350 maires de villes européennes se sont engagés mardi à Bruxelles à combattre le réchauffement du climat en signant la "convention des maires", un document par lequel les villes s'engagent à réduire leurs émissions de CO2 de 20% en 2020, conformément au plan d'action adopté par les dirigeants de l'UE en décembre 2008.

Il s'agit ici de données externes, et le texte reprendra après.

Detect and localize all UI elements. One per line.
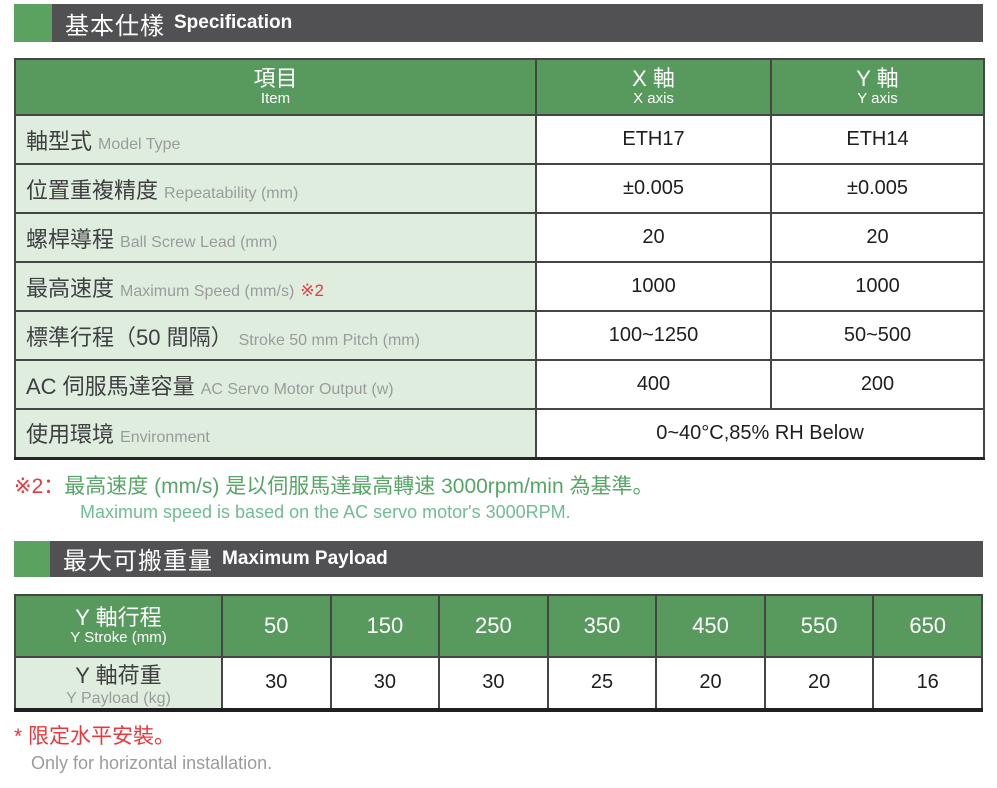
speed-footnote: ※2：最高速度 (mm/s) 是以伺服馬達最高轉速 3000rpm/min 為基… <box>14 474 983 523</box>
row-label-cn: 標準行程（50 間隔） <box>26 324 233 350</box>
installation-footnote-cn: * 限定水平安裝。 <box>14 724 176 748</box>
column-header-y-cn: Y 軸 <box>856 66 899 92</box>
stroke-value: 50 <box>221 593 332 658</box>
table-row-repeatability: 位置重複精度 Repeatability (mm) ±0.005 ±0.005 <box>14 163 985 214</box>
x-axis-value: ETH17 <box>535 114 772 165</box>
payload-value: 30 <box>221 655 332 711</box>
column-header-x-axis: X 軸 X axis <box>535 58 772 116</box>
table-row-stroke: 標準行程（50 間隔） Stroke 50 mm Pitch (mm) 100~1… <box>14 310 985 361</box>
installation-footnote-en: Only for horizontal installation. <box>31 752 273 773</box>
column-header-item-en: Item <box>260 90 291 108</box>
y-axis-value: 200 <box>770 359 985 410</box>
speed-footnote-line-cn: ※2：最高速度 (mm/s) 是以伺服馬達最高轉速 3000rpm/min 為基… <box>14 474 983 499</box>
x-axis-value: 100~1250 <box>535 310 772 361</box>
row-label-cn: AC 伺服馬達容量 <box>26 373 195 399</box>
table-row-maximum-speed: 最高速度 Maximum Speed (mm/s) ※2 1000 1000 <box>14 261 985 312</box>
y-axis-value: ±0.005 <box>770 163 985 214</box>
row-label-en: AC Servo Motor Output (w) <box>200 380 394 398</box>
stroke-value: 450 <box>655 593 766 658</box>
section2-title-cn: 最大可搬重量 <box>63 548 213 576</box>
row-label-en: Maximum Speed (mm/s) <box>120 282 295 300</box>
section2-title-en: Maximum Payload <box>222 547 388 569</box>
y-payload-label-cn: Y 軸荷重 <box>75 662 162 688</box>
column-header-y-en: Y axis <box>857 90 898 108</box>
speed-footnote-line-en: Maximum speed is based on the AC servo m… <box>80 501 571 522</box>
row-label-cn: 位置重複精度 <box>26 177 159 203</box>
row-label: 軸型式 Model Type <box>14 114 537 165</box>
payload-value-row: Y 軸荷重 Y Payload (kg) 30 30 30 25 20 20 1… <box>14 655 983 711</box>
row-label-en: Model Type <box>98 135 181 153</box>
row-label: 最高速度 Maximum Speed (mm/s) ※2 <box>14 261 537 312</box>
section1-title-cn: 基本仕樣 <box>65 12 165 40</box>
y-axis-value: 1000 <box>770 261 985 312</box>
environment-value: 0~40°C,85% RH Below <box>535 408 985 459</box>
column-header-item: 項目 Item <box>14 58 537 116</box>
y-payload-label: Y 軸荷重 Y Payload (kg) <box>14 655 223 711</box>
payload-value: 30 <box>329 655 441 711</box>
y-axis-value: 20 <box>770 212 985 263</box>
row-label-en: Repeatability (mm) <box>164 184 299 202</box>
green-accent-square <box>14 540 50 577</box>
payload-value: 20 <box>655 655 766 711</box>
footnote-text-cn: 最高速度 (mm/s) 是以伺服馬達最高轉速 3000rpm/min 為基準。 <box>64 474 654 498</box>
y-stroke-header-cn: Y 軸行程 <box>75 604 162 630</box>
y-stroke-header-en: Y Stroke (mm) <box>70 629 167 647</box>
payload-header-row: Y 軸行程 Y Stroke (mm) 50 150 250 350 450 5… <box>14 593 983 658</box>
x-axis-value: 400 <box>535 359 772 410</box>
column-header-x-en: X axis <box>633 90 674 108</box>
row-label-en: Ball Screw Lead (mm) <box>120 233 278 251</box>
maximum-payload-table: Y 軸行程 Y Stroke (mm) 50 150 250 350 450 5… <box>14 593 983 712</box>
row-label: 使用環境 Environment <box>14 408 537 459</box>
installation-footnote: * 限定水平安裝。 Only for horizontal installati… <box>14 724 983 774</box>
row-label-cn: 最高速度 <box>26 275 115 301</box>
column-header-x-cn: X 軸 <box>632 66 675 92</box>
x-axis-value: 20 <box>535 212 772 263</box>
row-label-cn: 使用環境 <box>26 422 115 448</box>
row-label: 標準行程（50 間隔） Stroke 50 mm Pitch (mm) <box>14 310 537 361</box>
payload-value: 20 <box>763 655 875 711</box>
section1-title-en: Specification <box>174 12 293 33</box>
footnote-mark-ref: ※2 <box>300 280 324 300</box>
section-header-specification: 基本仕樣 Specification <box>14 4 983 42</box>
x-axis-value: 1000 <box>535 261 772 312</box>
spec-header-row: 項目 Item X 軸 X axis Y 軸 Y axis <box>14 58 985 116</box>
y-axis-value: 50~500 <box>770 310 985 361</box>
y-axis-value: ETH14 <box>770 114 985 165</box>
stroke-value: 650 <box>872 593 983 658</box>
y-stroke-header: Y 軸行程 Y Stroke (mm) <box>14 593 223 658</box>
row-label-cn: 軸型式 <box>26 128 93 154</box>
specification-table: 項目 Item X 軸 X axis Y 軸 Y axis 軸型式 Model T… <box>14 58 985 460</box>
table-row-ball-screw-lead: 螺桿導程 Ball Screw Lead (mm) 20 20 <box>14 212 985 263</box>
row-label-en: Stroke 50 mm Pitch (mm) <box>238 331 420 349</box>
row-label: 螺桿導程 Ball Screw Lead (mm) <box>14 212 537 263</box>
column-header-item-cn: 項目 <box>253 66 298 92</box>
row-label-en: Environment <box>120 429 210 447</box>
table-row-environment: 使用環境 Environment 0~40°C,85% RH Below <box>14 408 985 459</box>
x-axis-value: ±0.005 <box>535 163 772 214</box>
row-label: AC 伺服馬達容量 AC Servo Motor Output (w) <box>14 359 537 410</box>
stroke-value: 350 <box>546 593 658 658</box>
row-label-cn: 螺桿導程 <box>26 226 115 252</box>
payload-value: 30 <box>438 655 549 711</box>
spec-sheet-page: 基本仕樣 Specification 項目 Item X 軸 X axis Y … <box>0 4 997 788</box>
stroke-value: 550 <box>763 593 875 658</box>
section-header-maximum-payload: 最大可搬重量 Maximum Payload <box>14 540 983 577</box>
table-row-model-type: 軸型式 Model Type ETH17 ETH14 <box>14 114 985 165</box>
payload-value: 16 <box>872 655 983 711</box>
stroke-value: 250 <box>438 593 549 658</box>
payload-value: 25 <box>546 655 658 711</box>
footnote-mark: ※2： <box>14 474 65 498</box>
y-payload-label-en: Y Payload (kg) <box>66 689 171 707</box>
green-accent-square <box>14 4 52 42</box>
table-row-servo-motor-output: AC 伺服馬達容量 AC Servo Motor Output (w) 400 2… <box>14 359 985 410</box>
row-label: 位置重複精度 Repeatability (mm) <box>14 163 537 214</box>
stroke-value: 150 <box>329 593 441 658</box>
column-header-y-axis: Y 軸 Y axis <box>770 58 985 116</box>
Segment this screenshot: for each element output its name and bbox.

Les maires ont aussi obtenu l'assurance de financements communautaires pour leurs plans d'actions. En signant cette convention, les maires acceptent :
que leurs plans d'action soient publics
que leur mise en oeuvre soit contrôlée
que la vérité soit révélée au cas où ils ne tiendraient pas leurs objectifs
Un responsable de la Commission européenne a ajouté : "Dans ce cas, ils seront nommément blâmés. Il n'est pas question de pénalités, mais le fait de voir sa gestion publiquement dénoncée sera un sérieux incitatif pour les maires".
"Nous sommes prêts à financer jusqu'à 75% du coût total des projets" a assuré Philippe Maystadt, président de la Banque européenne d'investissements. Cette banque va aussi créer un fonds doté de 15 milliards d'euros pour financer les services de conseils aux collectivités locales pour leurs projets.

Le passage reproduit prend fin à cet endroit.